At first you're completely hollow to the point that you can hear your organs echo up your esophagus at night and no matter how much you wanna cry your tank has been running on empty for weeks no sleep no food just beer and that gets you no where at least no where near to what today was supposed to be but you find your rattling echo bellow for you to walk and start stumbling into bars looking for anything to make you feel something inside. Cheap thrills, cheap drinks cheap men or girls well below your standard sub par notion of what you think your self worth is really worth. Nothing. Empty. Hollow. Fill me up sweetie for the night I'll wake up and repeat rinse wash and repeat another hollow week.
Then you gain a little self worth you start doing your makeup for you and you've lost all this weight from the lack of eating and sleeping and the boys that are a little above sub par self deprecating standards start to ask you things but you're still in limbo and drink a little too heavily and you make poor choices and fall right back into bad habits of falling for boys that don't give a ****. You find that one boy, the first boy that makes you feel a little something and you realize after one night you can't stand to be around comfort for more than a few hours because you're not comfortable; you're timid and scared and don't want people to touch you or kiss you or look you in the eyes that way, the way he did, and when they give you compliments you laugh it off because your self worth is still nothing. You're still empty. But the rattling stopped so that's something.
Then one day you pick yourself out of bed and are suddenly faced with the daunting task of dating again. You drink but not that heavily. You go to shows by yourself and have met new friends and feel like your head is finally back on your shoulders. You rock that skirt you thought you couldn't and revel in the far from straight guys throwing compliments at you on the streets and finally you feel full. But you still can't hold a boys hand for too long without feeling guilt or I guess just out of place. When they ask to sleepover you let them pass out and sneak onto the couch because you can't bring yourself to be that vulnerable with a kind boy with kind eyes who might lie and let you down not once but twice like he did.

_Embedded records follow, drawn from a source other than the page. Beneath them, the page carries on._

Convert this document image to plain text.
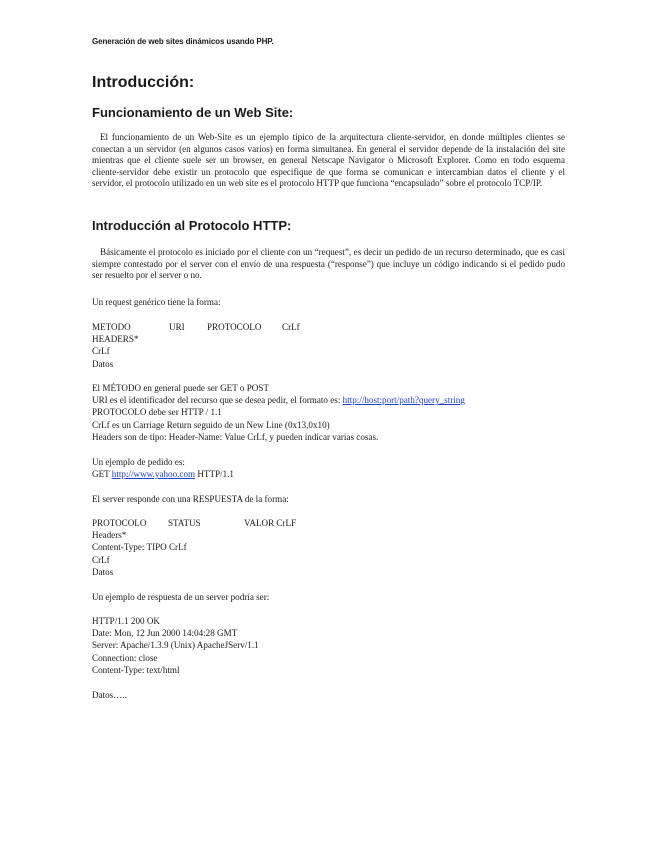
Generación de web sites dinámicos usando PHP.
Introducción:
Funcionamiento de un Web Site:

El funcionamiento de un Web-Site es un ejemplo típico de la arquitectura cliente-servidor, en donde múltiples clientes se conectan a un servidor (en algunos casos varios) en forma simultanea. En general el servidor depende de la instalación del site mientras que el cliente suele ser un browser, en general Netscape Navigator o Microsoft Explorer. Como en todo esquema cliente-servidor debe existir un protocolo que especifique de que forma se comunican e intercambian datos el cliente y el servidor, el protocolo utilizado en un web site es el protocolo HTTP que funciona “encapsulado” sobre el protocolo TCP/IP.

Introducción al Protocolo HTTP:

Básicamente el protocolo es iniciado por el cliente con un “request”, es decir un pedido de un recurso determinado, que es casi siempre contestado por el server con el envío de una respuesta (“response”) que incluye un código indicando si el pedido pudo ser resuelto por el server o no.

Un request genérico tiene la forma:
METODO	URI PROTOCOLO CrLf
HEADERS*
CrLf
Datos
El MÉTODO en general puede ser GET o POST
URI es el identificador del recurso que se desea pedir, el formato es: http://host:port/path?query_string
PROTOCOLO debe ser HTTP / 1.1
CrLf es un Carriage Return seguido de un New Line (0x13,0x10)
Headers son de tipo: Header-Name: Value CrLf, y pueden indicar varias cosas.
Un ejemplo de pedido es:
GET http://www.yahoo.com HTTP/1.1
El server responde con una RESPUESTA de la forma:
PROTOCOLO STATUS	VALOR CrLF
Headers*
Content-Type: TIPO CrLf
CrLf
Datos
Un ejemplo de respuesta de un server podría ser:
HTTP/1.1 200 OK
Date: Mon, 12 Jun 2000 14:04:28 GMT
Server: Apache/1.3.9 (Unix) ApacheJServ/1.1
Connection: close
Content-Type: text/html
Datos…..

Not that they're all the same its just you can't shake the wall you subconsciously built up after he left. You can't be that hopeless romantic with the rose coloured glasses waiting for Prince Charming to save you from single suburbia and waltz you away to your dream life. People ****. People always ****. And that's the part of myself I miss the most. The carefree carelessness skipping down the streets, ready to rip open my chest and share my darkest secrets after our eyes meet and we have that spark and everything feels right on track.
That I will probably never get back.